В полном мраке подплыла гондола ко дворцу Дожей. Бесконечно долго вели Бруно по темным переходам, а потом по винтовой лестнице.

— Да когда же кончится эта лестница! — воскликнул Бруно, — в небо, что ли, она ввинчена?

Суровый тюремщик ничего не ответил. Лестница кончилась, и теперь они шли по узкому коридору, где было много дверей. Бруно услыхал стон за одной из дверей, но в этот миг перед ним самим распахнулась дверца, и он очутился в маленькой комнатушке с соломенным тюфяком на полу. Маленькое окошко, заделанное решеткой, глядело в ночь. В окно потянуло свежестью. Пахло промчавшейся грозой.

— Прекрасная комната, — проговорил Бруно.

Тюремщик вышел и запер дверь. Он несколько раз со звоном повернул ключ.

Бруно сел на солому и ощутил под ней что-то твердое. Он засунул руку под тюфяк и вынул молитвенник. Хороший признак: инквизиция, несомненно, хотела идти на мировую. Однако, что же тут хорошего? Бруно стал перелистывать странички молитвенника. С каким благоговением, с какой верой произносил он некогда все эти латинские слова! Теперь они кажутся ему такими смешными, наивными, ненужными. Бруно отложил книжку и грустно задумался. Он вспомнил свое детство, свою мать. Но тотчас решимость снова овладела им, и он вытянулся на соломе, чтобы хорошенько выспаться. Неизвестно, что еще предстоит завтра. Свежий морской воздух и запах грозы усыпляли его. Бруно заснул крепко и спокойно.

Он проснулся, когда солнце уже поднялось довольно высоко. Вчерашних туч как не бывало, небо синело в квадрате окна. Было даже уже немного жарко и душно в комнатушке. Тюремщик принес хлеб и воду, но и того и другого было довольно много.

— В конце-концов, что еще человеку нужно? — заметил Бруно.

Он подумал о том, как вероятно сейчас роскошно завтракает Мочениго, но зависти не испытал.

Солнце восходило все выше и выше, и жара в каморке становилась невыносимой. Бруно обливался потом. Ему казалось, что он сидит в печке. Он тронул потолок: потолок был совершенно горячий.

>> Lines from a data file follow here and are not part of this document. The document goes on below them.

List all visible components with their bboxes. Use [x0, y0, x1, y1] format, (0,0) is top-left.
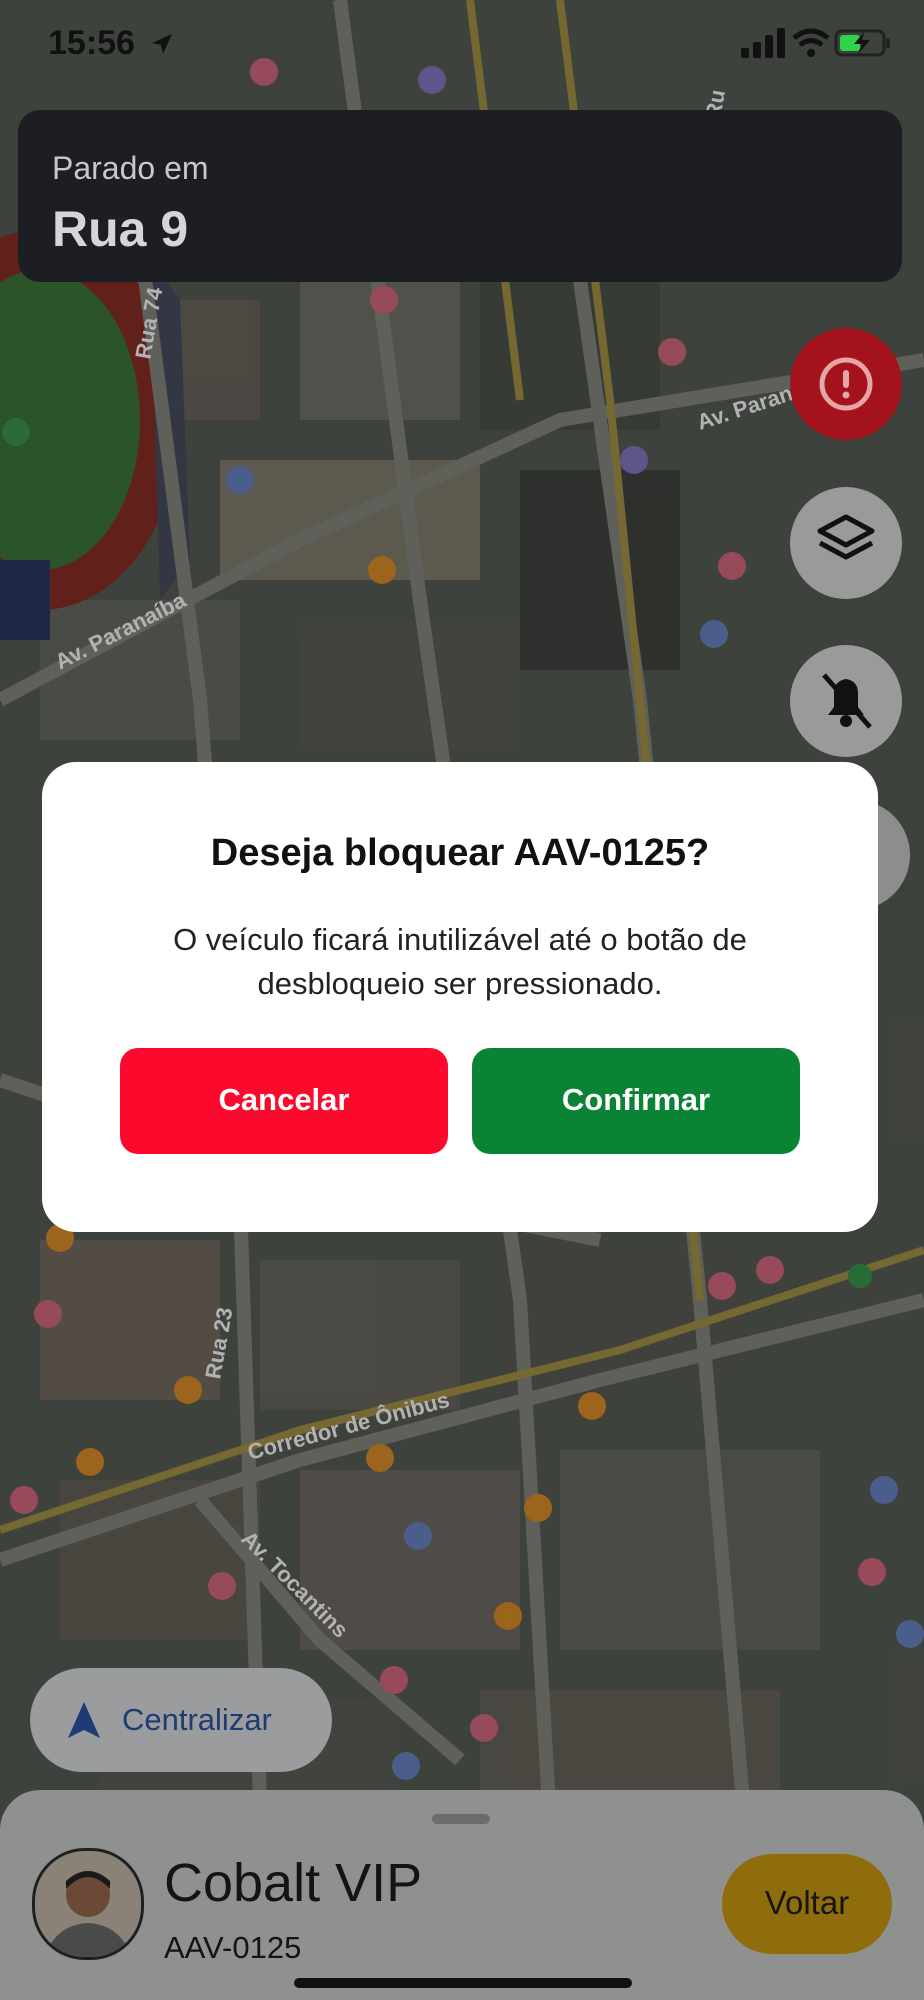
alert-button[interactable]: [790, 328, 902, 440]
center-map-button[interactable]: Centralizar: [30, 1668, 332, 1772]
location-card: Parado em Rua 9: [18, 110, 902, 282]
cancel-button[interactable]: Cancelar: [120, 1048, 448, 1154]
back-button[interactable]: Voltar: [722, 1854, 892, 1954]
home-indicator[interactable]: [294, 1978, 632, 1988]
cancel-button-label: Cancelar: [218, 1082, 350, 1117]
dialog-message: O veículo ficará inutilizável até o botã…: [173, 922, 747, 1001]
location-status-label: Parado em: [52, 150, 209, 186]
sheet-grabber[interactable]: [432, 1814, 490, 1824]
confirm-button[interactable]: Confirmar: [472, 1048, 800, 1154]
driver-avatar: [32, 1848, 144, 1960]
bell-slash-icon: [822, 673, 872, 729]
status-time: 15:56: [48, 24, 135, 62]
battery-charging-icon: [834, 29, 890, 57]
location-street: Rua 9: [52, 201, 189, 257]
layers-icon: [817, 514, 875, 560]
navigation-arrow-icon: [68, 1702, 100, 1738]
status-bar: 15:56: [0, 0, 924, 90]
vehicle-bottom-sheet[interactable]: Cobalt VIP AAV-0125 Voltar: [0, 1790, 924, 2000]
center-map-label: Centralizar: [122, 1702, 272, 1737]
signal-icon: [741, 28, 786, 58]
exclamation-circle-icon: [819, 357, 873, 411]
confirm-button-label: Confirmar: [561, 1082, 711, 1117]
status-icons: [741, 28, 894, 58]
wifi-icon: [791, 28, 830, 57]
mute-alerts-button[interactable]: [790, 645, 902, 757]
block-vehicle-dialog: Deseja bloquear AAV-0125? O veículo fica…: [42, 762, 878, 1232]
map-layers-button[interactable]: [790, 487, 902, 599]
back-button-label: Voltar: [764, 1884, 850, 1921]
dialog-title: Deseja bloquear AAV-0125?: [210, 832, 710, 874]
vehicle-plate: AAV-0125: [164, 1930, 302, 1965]
vehicle-name: Cobalt VIP: [164, 1853, 423, 1913]
location-arrow-icon: [152, 34, 172, 54]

И Бруно вдруг понял. Он вспомнил страшные рассказы о тюрьмах дворца Дожей. Под дворцом темные подземелья, над дворцом каморки прямо под свинцовою крышей. Особый вид пытки солнцем, ибо крыша в течение дня страшно раскалялась. Никто не мог рассказать о тюрьме ничего достоверного, ибо редко кто выходил из венецианских тюрем.

Уже почти нельзя было дышать в коморке. Бруно тщетно прикладывал лицо к оконной решетке. Ни единой струйки ветерка не уловил он. Наступил его любимый зной. То самое родное солнце, которое он так любил, теперь равнодушно раскаляло над ним свинцовую кровлю, причиняя невыносимые страдания. Ужасное солнце!

Даже когда оно склонилось к закату, жара не уменьшилась. Ночь наступила душная, крыша сохраняла тепло дня, а солнце в июне восходит рано. Бруно понял, почему он так хорошо уснул накануне: прошла гроза, и ливень смыл с кровли жар, ветер охладил ее. Но грозы не так часты в эту пору. Не сам ли Бруно восхищался тем, что солнце почти всегда сияет над Италией. Солнце оправдывало свою славу. Оно сияло честно и охотно, а Бруно лежал на соломе еле дыша, чувствуя страшную боль в голову, обливаясь потом, сжимая руками сердце, готовое лопнуть. Ему не хватало теперь той воды, которую приносил тюремщик. К тому же вода скоро становилась теплой и уже не освежала языка и горла. Бруно хотелось пить, пить… Его давили кошмары. Ему снились ручейки в зарослях в окрестностях Иолы. Вот журчит ручеек, стоит только наклониться над ним, чтобы напиться, но воды нет как нет, и опять только солнце и камень. И жара, жара, нестерпимое пекло.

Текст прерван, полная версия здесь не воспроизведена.